An Israeli takeover of the Palestine Authority…?

Because Eli Cohen’s work is classified we will probably never know the details of the information he provided for his Israeli masters about Syria’s military capabilities and intentions, but there’s a quite widely held view that attacking and taking the Golan Heights might not have been on Israel’s 1967 war agenda but for the information Eli Cohen provided about how they were defended. (On my reporting trips to Israel in the long countdown to the Six Days War I had conversations with visiting military experts from all over the world who were convinced by their own observations from afar that the Golan Heights were “impregnable” and, therefore, that Israel would not attempt to capture them when war came).

My second example to illustrate Israel’s ability to call the shots on the Arab side is what happened inside Abu Nidal’s organisation.

Abu Nidal (Sabri Khalil al-Banna) broke with Fatah in 1974 and set up his Baghdad-based terrorist organization because he was fiercely opposed to the pragmatic Arafat’s developing policy of politics and compromise with Israel. Among those assassinated by Abu Nidal’s hit men were 20 or so of Arafat’s peace envoys. They were Palestinians Arafat trusted to tell European and other leaders behind closed doors what he could not then say in public himself – that he really was moving the PLO to compromise and a two-state peace with Israel.

Under Arafat’s direction, Abu Iyad, then in charge of Fatah’s security, conducted a lengthy and detailed investigation into how Abu Nidal’s organization worked. The findings, which they subsequently shared with me, were that Abu Nidal was an alcoholic – he drank at least one bottle of whisky a day – and his number two, the man who was masterminding the assassination of Arafat’s envoys, was an Israeli agent.

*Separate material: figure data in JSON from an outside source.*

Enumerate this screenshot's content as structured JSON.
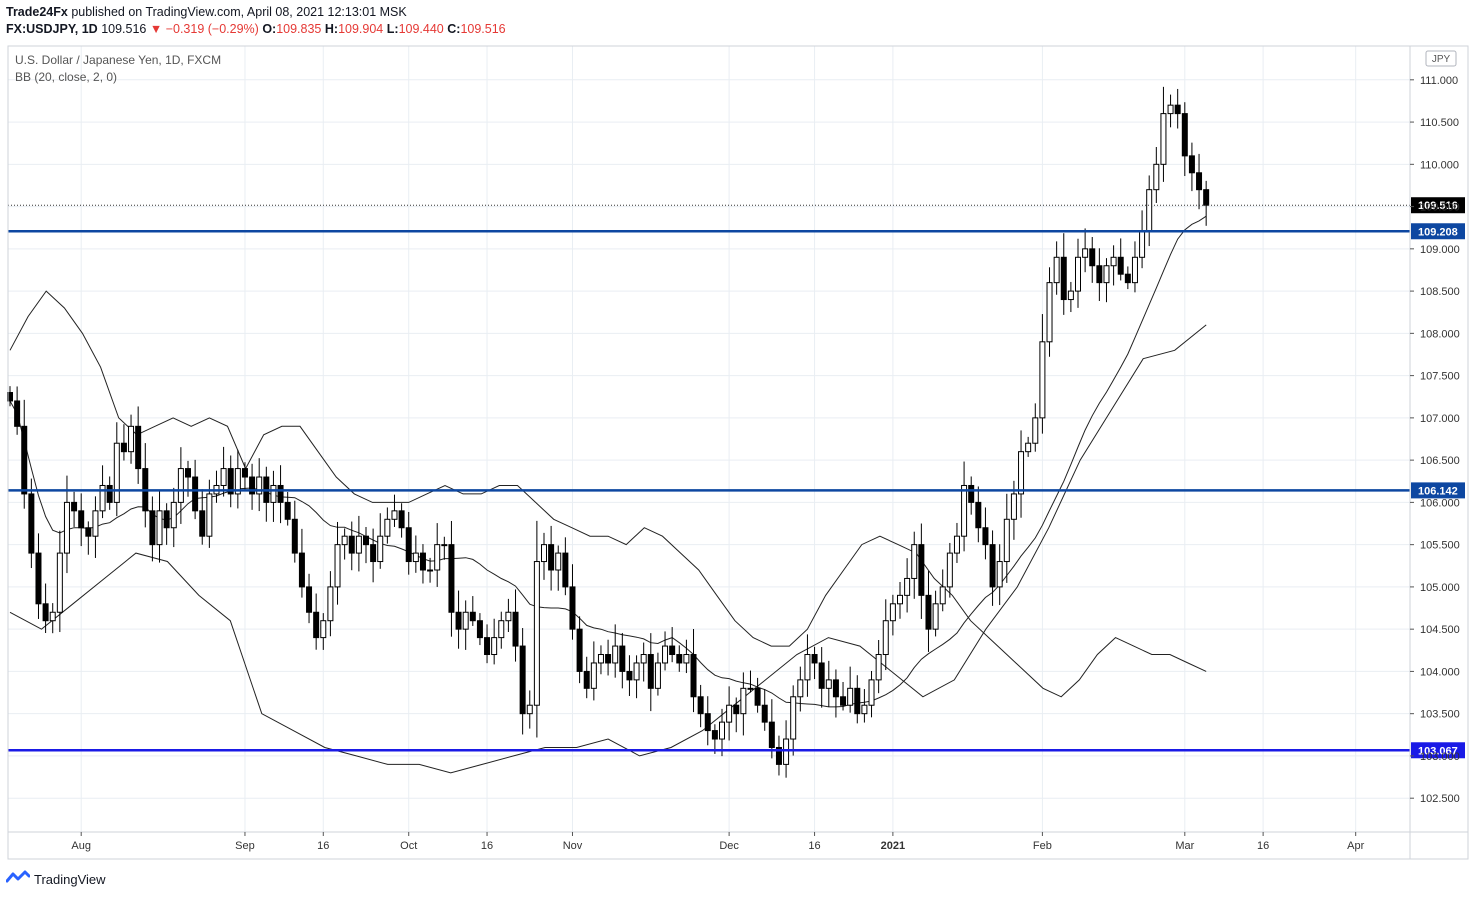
{
  "header": {
    "publisher": "Trade24Fx",
    "published_text": "published on TradingView.com, April 08, 2021 12:13:01 MSK",
    "symbol": "FX:USDJPY, 1D",
    "last": "109.516",
    "change": "▼ −0.319 (−0.29%)",
    "o_label": "O:",
    "o_value": "109.835",
    "h_label": "H:",
    "h_value": "109.904",
    "l_label": "L:",
    "l_value": "109.440",
    "c_label": "C:",
    "c_value": "109.516"
  },
  "legend": {
    "instrument": "U.S. Dollar / Japanese Yen, 1D, FXCM",
    "indicator": "BB (20, close, 2, 0)"
  },
  "footer": {
    "brand": "TradingView"
  },
  "colors": {
    "up_fill": "#ffffff",
    "down_fill": "#000000",
    "candle_line": "#000000",
    "hline": "#0d47a1",
    "hline_bottom": "#1a1ae6",
    "grid": "#e9eef3",
    "last_price_bg": "#000000"
  },
  "chart_data": {
    "type": "candlestick",
    "currency": "JPY",
    "y_ticks": [
      "111.000",
      "110.500",
      "110.000",
      "109.500",
      "109.000",
      "108.500",
      "108.000",
      "107.500",
      "107.000",
      "106.500",
      "106.000",
      "105.500",
      "105.000",
      "104.500",
      "104.000",
      "103.500",
      "103.000",
      "102.500"
    ],
    "ylim": [
      102.1,
      111.4
    ],
    "x_ticks": [
      {
        "label": "Aug",
        "i": 10
      },
      {
        "label": "Sep",
        "i": 33
      },
      {
        "label": "16",
        "i": 44
      },
      {
        "label": "Oct",
        "i": 56
      },
      {
        "label": "16",
        "i": 67
      },
      {
        "label": "Nov",
        "i": 79
      },
      {
        "label": "Dec",
        "i": 101
      },
      {
        "label": "16",
        "i": 113
      },
      {
        "label": "2021",
        "i": 124
      },
      {
        "label": "Feb",
        "i": 145
      },
      {
        "label": "Mar",
        "i": 165
      },
      {
        "label": "16",
        "i": 176
      },
      {
        "label": "Apr",
        "i": 189
      }
    ],
    "horizontal_levels": [
      {
        "value": 109.208,
        "label": "109.208"
      },
      {
        "value": 106.142,
        "label": "106.142"
      },
      {
        "value": 103.067,
        "label": "103.067"
      }
    ],
    "last_price": {
      "value": 109.516,
      "label": "109.516"
    },
    "indicator": "Bollinger Bands (20, close, 2, 0)",
    "closes": [
      107.2,
      106.9,
      106.1,
      105.4,
      104.8,
      104.6,
      104.7,
      105.4,
      106.0,
      105.9,
      105.7,
      105.6,
      105.9,
      106.2,
      106.0,
      106.7,
      106.6,
      106.9,
      106.4,
      105.9,
      105.5,
      105.9,
      105.7,
      106.0,
      106.4,
      106.3,
      105.9,
      105.6,
      106.1,
      106.2,
      106.4,
      106.1,
      106.4,
      106.3,
      106.1,
      106.3,
      106.0,
      106.2,
      106.0,
      105.8,
      105.4,
      105.0,
      104.7,
      104.4,
      104.6,
      105.0,
      105.5,
      105.6,
      105.4,
      105.6,
      105.5,
      105.3,
      105.6,
      105.8,
      105.9,
      105.7,
      105.3,
      105.4,
      105.2,
      105.2,
      105.5,
      105.5,
      104.7,
      104.5,
      104.7,
      104.6,
      104.4,
      104.2,
      104.4,
      104.6,
      104.7,
      104.3,
      103.5,
      103.6,
      105.3,
      105.5,
      105.2,
      105.4,
      105.0,
      104.5,
      104.0,
      103.8,
      104.1,
      104.2,
      104.1,
      104.3,
      104.0,
      103.9,
      104.1,
      104.2,
      103.8,
      104.1,
      104.3,
      104.2,
      104.1,
      104.2,
      103.7,
      103.5,
      103.3,
      103.2,
      103.4,
      103.6,
      103.5,
      103.8,
      103.8,
      103.6,
      103.4,
      103.1,
      102.9,
      103.2,
      103.7,
      103.9,
      104.2,
      104.1,
      103.8,
      103.9,
      103.7,
      103.6,
      103.8,
      103.5,
      103.6,
      103.9,
      104.2,
      104.6,
      104.8,
      104.9,
      105.1,
      105.5,
      104.9,
      104.5,
      104.8,
      105.0,
      105.4,
      105.6,
      106.2,
      106.0,
      105.7,
      105.5,
      105.0,
      105.3,
      105.8,
      106.1,
      106.6,
      106.7,
      107.0,
      107.9,
      108.6,
      108.9,
      108.4,
      108.5,
      108.9,
      109.0,
      108.8,
      108.6,
      108.8,
      108.9,
      108.7,
      108.6,
      108.9,
      109.2,
      109.7,
      110.0,
      110.6,
      110.7,
      110.6,
      110.1,
      109.9,
      109.7,
      109.516
    ],
    "bb_upper": [
      107.8,
      108.2,
      108.5,
      108.3,
      108.0,
      107.6,
      107.0,
      106.8,
      106.9,
      107.0,
      106.9,
      107.0,
      106.9,
      106.4,
      106.8,
      106.9,
      106.9,
      106.6,
      106.3,
      106.1,
      106.0,
      106.0,
      106.0,
      106.1,
      106.2,
      106.1,
      106.1,
      106.2,
      106.2,
      106.0,
      105.8,
      105.7,
      105.6,
      105.6,
      105.5,
      105.7,
      105.6,
      105.4,
      105.2,
      104.9,
      104.6,
      104.4,
      104.3,
      104.3,
      104.5,
      104.9,
      105.2,
      105.5,
      105.6,
      105.5,
      105.4,
      105.1,
      104.9,
      104.6,
      104.4,
      104.2,
      104.0,
      103.8,
      103.7,
      103.9,
      104.2,
      104.4,
      104.3,
      104.2,
      104.2,
      104.1,
      104.0
    ],
    "bb_lower": [
      104.7,
      104.5,
      104.8,
      105.1,
      105.4,
      105.3,
      104.9,
      104.6,
      103.5,
      103.3,
      103.1,
      103.0,
      102.9,
      102.9,
      102.8,
      102.9,
      103.0,
      103.1,
      103.1,
      103.2,
      103.0,
      103.1,
      103.3,
      103.6,
      103.9,
      104.2,
      104.4,
      104.3,
      104.0,
      103.7,
      103.9,
      104.5,
      105.0,
      105.7,
      106.5,
      107.1,
      107.7,
      107.8,
      108.1
    ]
  }
}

Abu Nidal was shot dead in Baghdad in August 2002. Palestinian sources said he was taken out on the order of Saddam Hussein. His government’s public story was that Abu Nidal had committed suicide. My guess was that Arafat or Abu Iyad said to Saddam, “Kill him.”

Before we return to Mohammed Dahlan, I’ll share with readers what Arafat told me about his biggest fear. It was that Syria would follow Egypt and Jordan and make peace with Israel if it was wise enough to withdraw from and return the Golan Heights. I asked Arafat what would be so frightening about that if it happened. He replied to the effect that Syria would then join forces with Jordan and Egypt to compel the Palestinians to accept whatever crumbs Zionism was prepared to offer them.

My speculation (repeat speculation) is that if Mohammed Dahlan became the “President”, he would be prepared to use force as necessary to impose Israel’s terms for peace on the Palestinians.

Dahlan demonstrated his enthusiasm for doing Israeli and American dirty work when, at the request of the Bush administration, he agreed to lead a military campaign to destroy Hamas after its election victory in 2006. The Bush administration provided Dahlan with money and arms and trained his Fatah fighters in a number of Arab countries.

But it all went badly wrong for Dahlan and his sponsors. Hamas got wind of what Dahlan (fronting for the Bush administration and Israel) was intending and launched an Israeli-like pre-emptive strike. It destroyed Fatah’s security forces based in the Gaza Strip (which had been Dahlan’s base) and put Fatah politically out of business there.

Commenting on what had happened in the Gaza Strip, Hani al-Hassan, for many years Arafat’s crisis manager and one of his two most trusted advisers, said it was “not a war between Fatah and Hamas but between Hamas and Fatah collaborators who served the Americans and the Israelis.”

Subsequently the Bush administration exerted heavy pressure on Abbas (which he resisted) to appoint Dahlan as his deputy. And some Palestinian officials said that the U.S. and a number of European countries had made it clear that they would like Dahlan to succeed Abbas as head of the P.A. They presumably believed then, as Netanyahu might well do today, that Dahlan as “President” would use whatever means were necessary to compel the Palestinians to make peace on Israel’s terms.